"I always want to win and I’m always looking to finish the opponent. Oh also, I am always hoping to win that bonus check." - Takeya Mizugaki
For most of the Japanese fighters competing on Saturday’s UFC 144 card at Saitama Super Arena, it’s a welcome change from what is usually a situation of always being on the road, fighting in other countries, and basically missing the feeling that comes along with being the local hero on event night.
Bantamweight Takeya Mizugaki is no different. He’s been competing in the United States for the UFC and WEC since 2009, and while he admits that he likes fighting in the US, for this bout against Chris Cariaso, he’s not only excited to be home, but he’s putting his money where his mouth is, buying plenty of tickets for his return.
“All my friends wanted to attend,” said Mizugaki through translator / manager Shu Hirata. “Usually I don't sell tickets or anything like that but I think this is a clear sign everyone is looking forward to this weekend.”
Now that’s stacking the deck in style when it comes to making sure the fan reaction you’re getting is louder than what the other guy gets, but then again, Mizugaki’s style is always worthy of cheers, whether his buddies are in the crowd or not.
But they haven’t seen him fight live since December of 2008, when he knocked out Masahiro Oishi in the second round in Tokyo to win the Cage Force bantamweight title.
“Well, he is a good fighter and he used to coach me, so I respect him tremendously,” said Mizugaki when asked about the Oishi fight. “But in terms of that fight I only remember beating the crap out of him.”

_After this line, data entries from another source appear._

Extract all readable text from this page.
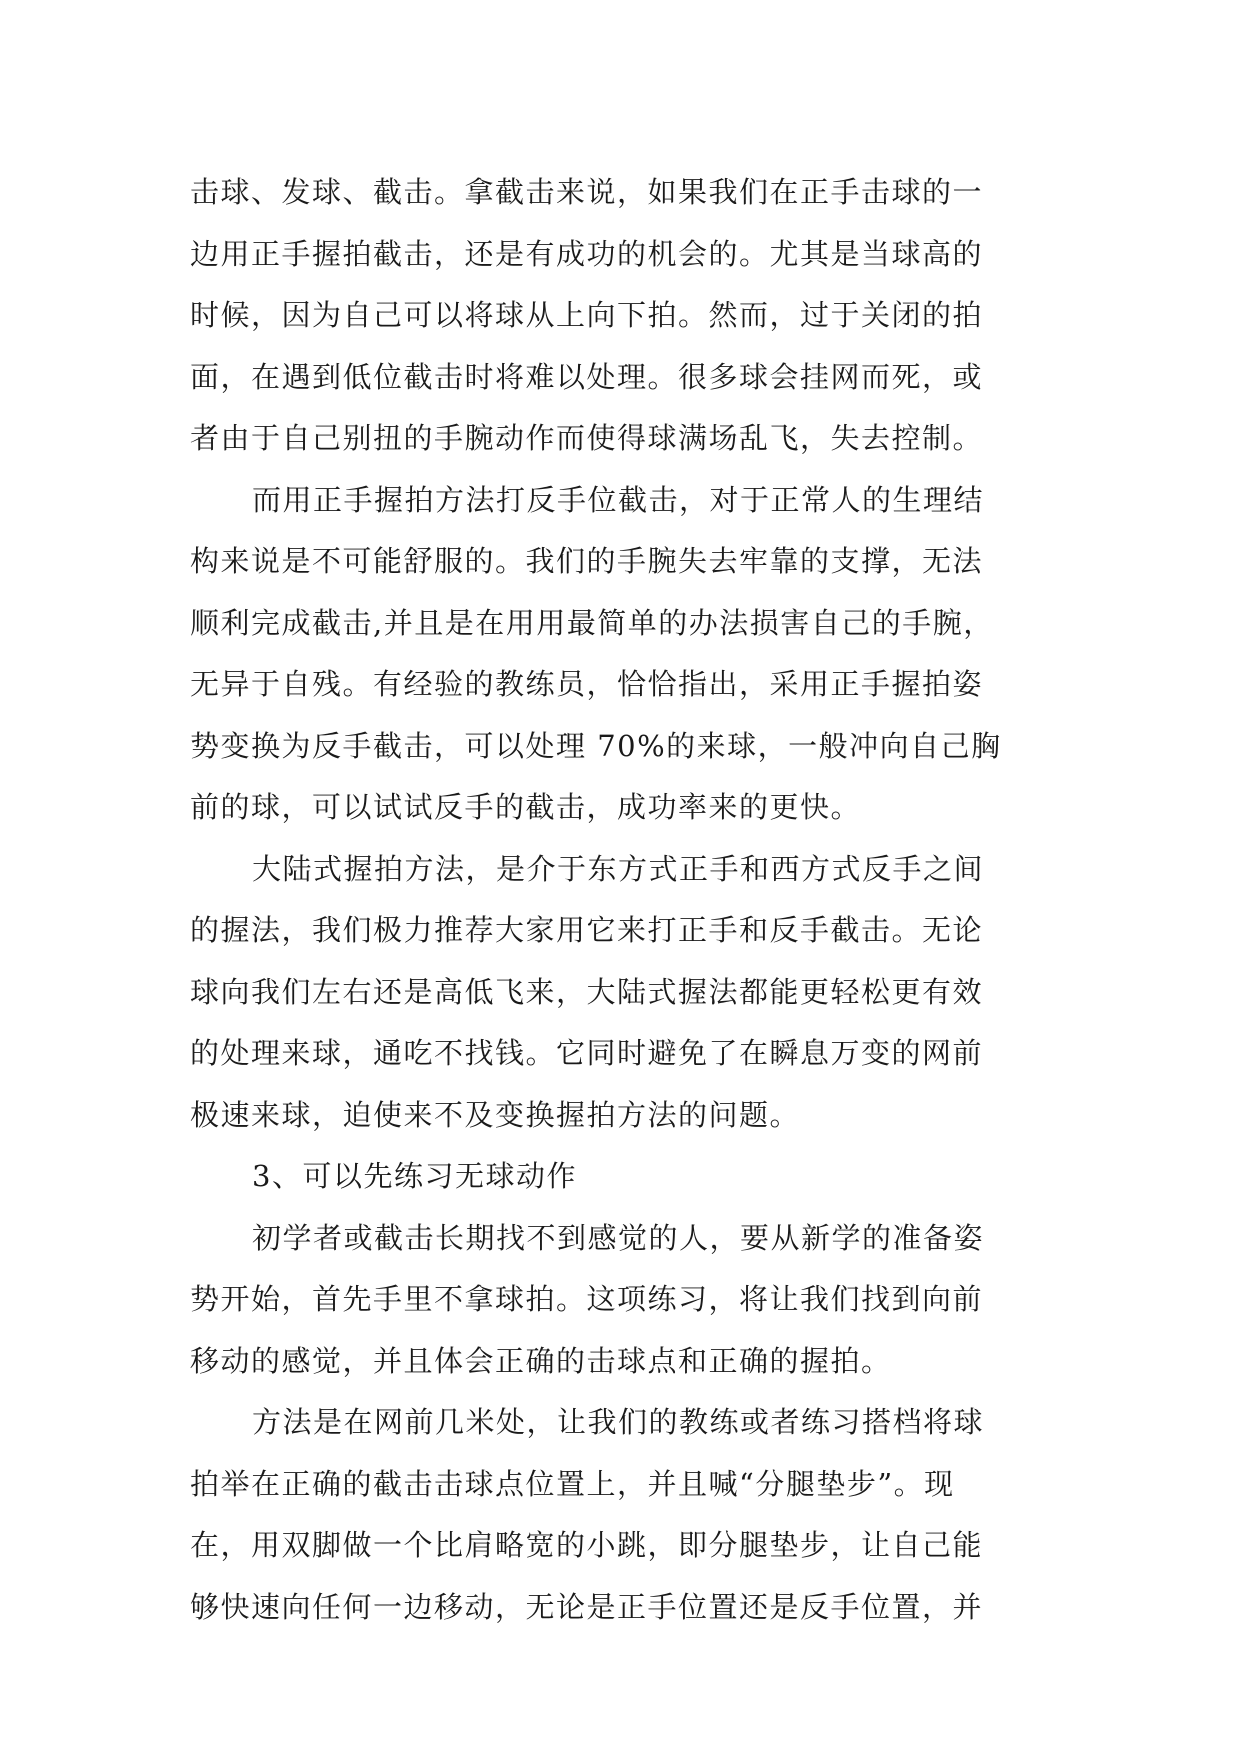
击球、发球、截击。拿截击来说，如果我们在正手击球的一
边用正手握拍截击，还是有成功的机会的。尤其是当球高的
时候，因为自己可以将球从上向下拍。然而，过于关闭的拍
面，在遇到低位截击时将难以处理。很多球会挂网而死，或
者由于自己别扭的手腕动作而使得球满场乱飞，失去控制。
而用正手握拍方法打反手位截击，对于正常人的生理结
构来说是不可能舒服的。我们的手腕失去牢靠的支撑，无法
顺利完成截击,并且是在用用最简单的办法损害自己的手腕，
无异于自残。有经验的教练员，恰恰指出，采用正手握拍姿
势变换为反手截击，可以处理 70%的来球，一般冲向自己胸
前的球，可以试试反手的截击，成功率来的更快。
大陆式握拍方法，是介于东方式正手和西方式反手之间
的握法，我们极力推荐大家用它来打正手和反手截击。无论
球向我们左右还是高低飞来，大陆式握法都能更轻松更有效
的处理来球，通吃不找钱。它同时避免了在瞬息万变的网前
极速来球，迫使来不及变换握拍方法的问题。
3、可以先练习无球动作
初学者或截击长期找不到感觉的人，要从新学的准备姿
势开始，首先手里不拿球拍。这项练习，将让我们找到向前
移动的感觉，并且体会正确的击球点和正确的握拍。
方法是在网前几米处，让我们的教练或者练习搭档将球
拍举在正确的截击击球点位置上，并且喊“分腿垫步”。现
在，用双脚做一个比肩略宽的小跳，即分腿垫步，让自己能
够快速向任何一边移动，无论是正手位置还是反手位置，并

Following the bout, Mizugaki made an immediate impression Stateside as he engaged in a five round slugfest with WEC bantamweight champion Miguel Angel Torres. The Ibaragi native lost the decision, but he won the crowd and a secure spot on the Zuffa roster. Mizugaki would go 2-2 in his next four WEC bouts, and he’s 2-1 in the UFC thus far, decisioning Reuben Duran, losing a three rounder to Brian Bowles, and, most recently, stopping Cole Escovedo in the second round of a UFC 135 bout last September. It was Mizugaki’s first finish since the Oishi bout, and he couldn’t have been more excited.
“It was the best feeling in the world,” he said. “In fact, that feeling is the reason why I train so hard to do this sport. I want to experience that again.”

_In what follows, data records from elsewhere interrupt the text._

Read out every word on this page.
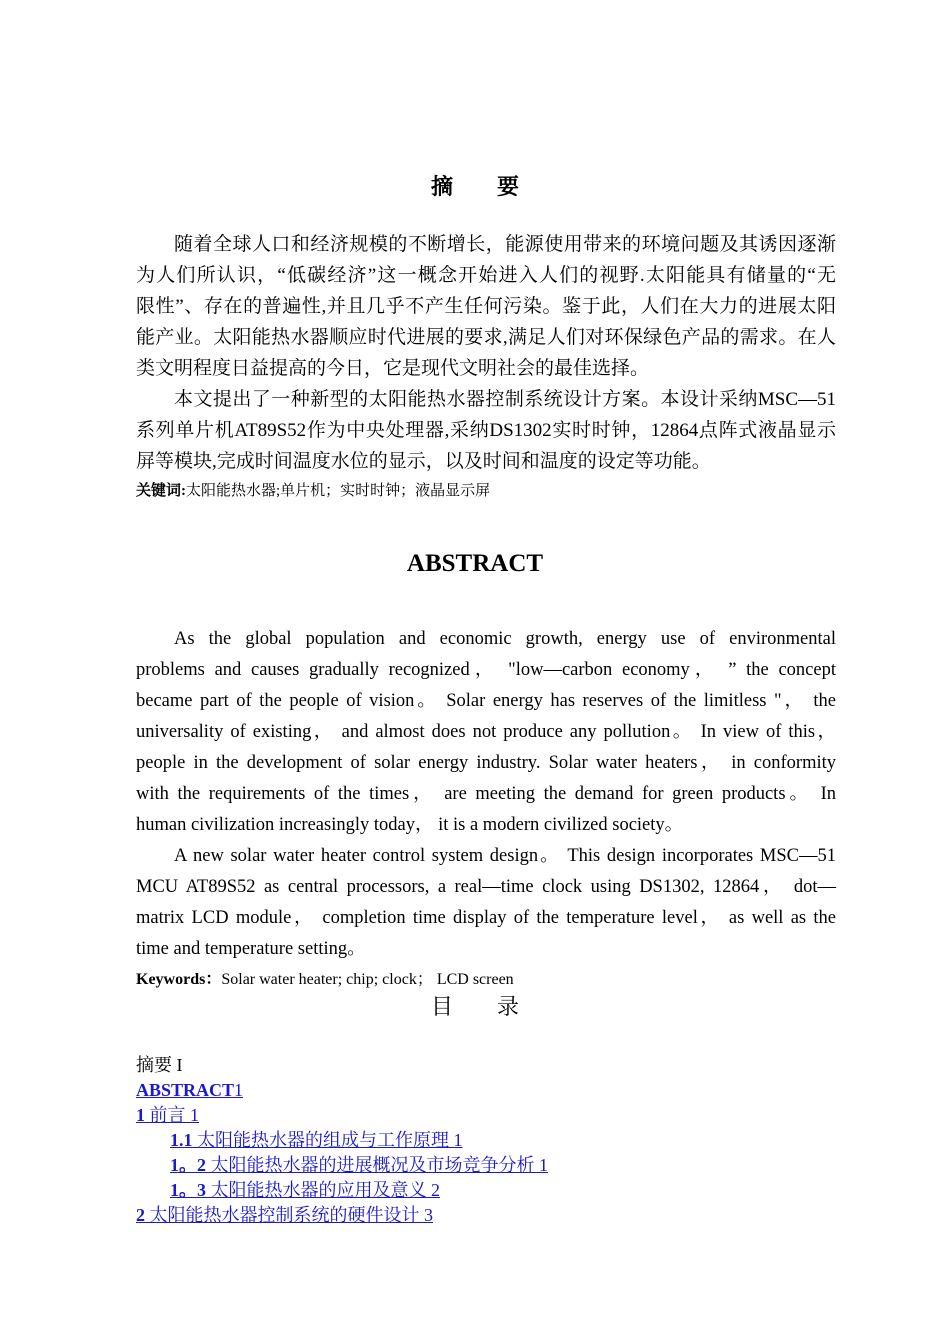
摘　　要
随着全球人口和经济规模的不断增长，能源使用带来的环境问题及其诱因逐渐
为人们所认识，“低碳经济”这一概念开始进入人们的视野.太阳能具有储量的“无
限性”、存在的普遍性,并且几乎不产生任何污染。鉴于此，人们在大力的进展太阳
能产业。太阳能热水器顺应时代进展的要求,满足人们对环保绿色产品的需求。在人
类文明程度日益提高的今日，它是现代文明社会的最佳选择。
本文提出了一种新型的太阳能热水器控制系统设计方案。本设计采纳MSC—51
系列单片机AT89S52作为中央处理器,采纳DS1302实时时钟，12864点阵式液晶显示
屏等模块,完成时间温度水位的显示，以及时间和温度的设定等功能。
关键词:太阳能热水器;单片机；实时时钟；液晶显示屏
ABSTRACT
As the global population and economic growth, energy use of environmental
problems and causes gradually recognized， "low—carbon economy， ” the concept
became part of the people of vision。 Solar energy has reserves of the limitless "， the
universality of existing， and almost does not produce any pollution。 In view of this，
people in the development of solar energy industry. Solar water heaters， in conformity
with the requirements of the times， are meeting the demand for green products。 In
human civilization increasingly today， it is a modern civilized society。
A new solar water heater control system design。 This design incorporates MSC—51
MCU AT89S52 as central processors, a real—time clock using DS1302, 12864， dot—
matrix LCD module， completion time display of the temperature level， as well as the
time and temperature setting。
Keywords：Solar water heater; chip; clock； LCD screen
目　　录
摘要 I
ABSTRACT1
1 前言 1
1.1 太阳能热水器的组成与工作原理 1
1。2 太阳能热水器的进展概况及市场竞争分析 1
1。3 太阳能热水器的应用及意义 2
2 太阳能热水器控制系统的硬件设计 3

His next shot comes against Cariaso, a similarly dangerous striker who matches up nicely with the free swinging Mizugaki.
“He (Cariaso) is not only a good striker, but also very dangerous because his BJJ is very good too,” he said. “But I think we are both aggressive so this will be a good match.”
And with a win, the 28-year old Mizugaki will break the loss-win-loss-win etc. pattern he has had since his WEC debut, as he will earn the first two fight winning streak of his Zuffa career.
“This is the major league and I fought best fighters, but yes it would be nice to win two in a row, so that is my goal for this weekend,” said Mizugaki, who also has another thing to aim for in Saitama: an addition to his collection of action-packed fights.
“I always want to win and I’m always looking to finish the opponent,” he said. “Oh also, I am always hoping to win that bonus check.”
If he does, it could help him break even for all those tickets he bought for his friends. But then again, a little investment can go a long way in terms of building the sport, especially when it comes to Japanese MMA, a segment of the sport that could get a boost this weekend.
“I think the UFC coming back here for the first time in (nearly) 12 years is really good for the entire industry,” said Mizugaki. “Japanese MMA has declined in the last few years so I am hoping this UFC show will somehow leave an impact in a positive manner so all Japanese MMA can be revived again.”